ECOLE D'ARCHITECTURE DE CLERMONT-FERRAND

Fiche technique

Ecole d’architecture de Clermont-Ferrand, Clermont-Ferrand
(surface : 12 500 m²)

avec le concours de
Christine Dalnoky
DVVD

William Martin (HQE)

avec la collaboration de
Marc Kauffmann
Anne-Laure Monroche
Clotilde Berrou
Thomas Brétignière
Philippe Paoli
Kristyna Couffin Mudrikova

BERNARD L’HERMITE.


Chacun, en fonction de sa formation, de ses intérêts, du moment ou encore de sa personnalité portera un regard et un jugement sur ce bâtiment remarquable.
L’architecte devra se demander pourquoi il l’est, et regarder cette lame telle qu’elle est.
Les physalis sont des plantes de lumière, comme des plantes de feu, quelque chose qui évoque l’énergie.
Un bien nécessaire dans ce lieu statique et inerte qui évoque si bien les volcans éteints.
Cette barre sent à plein nez la charte d’Athènes laborieusement illustrée, comme un cours académique d’architecture moderne. Des fantômes trainent encore leurs boulets de pleurs et de douleurs dans des galeries infinies.
La réutilisation d’un bâtiment inscrit au patrimoine qui plus est pour faire une école d’architecture oblige et nous oblige ici à mesurer les précautions théoriques qui doivent soutenir le passage du savoir analytique et du constat à un savoir actif qui juge et choisit.
L’architecte ne peut pas faire mine de rien.
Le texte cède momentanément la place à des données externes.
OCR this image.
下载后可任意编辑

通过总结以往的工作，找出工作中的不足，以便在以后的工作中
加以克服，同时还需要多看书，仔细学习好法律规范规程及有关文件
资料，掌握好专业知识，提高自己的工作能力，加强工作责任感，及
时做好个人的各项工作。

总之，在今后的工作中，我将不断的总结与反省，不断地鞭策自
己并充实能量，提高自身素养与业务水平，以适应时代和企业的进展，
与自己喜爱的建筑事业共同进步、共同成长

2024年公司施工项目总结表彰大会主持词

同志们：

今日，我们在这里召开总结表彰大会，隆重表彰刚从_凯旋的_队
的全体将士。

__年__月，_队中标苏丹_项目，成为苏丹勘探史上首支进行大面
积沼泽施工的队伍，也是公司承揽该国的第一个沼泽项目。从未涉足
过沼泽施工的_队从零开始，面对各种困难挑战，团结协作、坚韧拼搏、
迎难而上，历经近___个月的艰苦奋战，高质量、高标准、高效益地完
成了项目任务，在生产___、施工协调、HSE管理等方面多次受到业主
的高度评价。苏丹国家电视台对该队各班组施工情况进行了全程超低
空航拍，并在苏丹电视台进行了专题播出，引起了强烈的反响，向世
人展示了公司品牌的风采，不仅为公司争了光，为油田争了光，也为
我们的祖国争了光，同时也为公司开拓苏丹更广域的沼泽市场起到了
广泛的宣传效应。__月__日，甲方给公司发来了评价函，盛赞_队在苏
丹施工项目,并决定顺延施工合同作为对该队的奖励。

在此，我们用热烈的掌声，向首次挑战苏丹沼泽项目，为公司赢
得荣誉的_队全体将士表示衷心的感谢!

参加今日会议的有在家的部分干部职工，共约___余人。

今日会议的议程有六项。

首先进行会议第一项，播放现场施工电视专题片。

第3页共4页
Il n’est pas concevable de demander à des architectes ou à des étudiants de n’être au mieux que des antiquaires, ou plus sûrement des taxidermistes dont l’unique ambition sera de pasticher des postures du vivant, où le sang et la chair sont remplacés par de la paille et de la glue. A défaut, on peut toujours faire un texte sur la pathologie pulmonaire ou sur les volcans éteints.
Plutôt faire un espace en devenir, une cathédrale de plaisir et d’enchantement.
Un nouvel espace bien que préexistant, à investir pour de nouveaux usages qui accueille le noyau, le cœur de l’école, un gros cœur qui bat et qui rayonne, un espace de lumière, un champ de liberté.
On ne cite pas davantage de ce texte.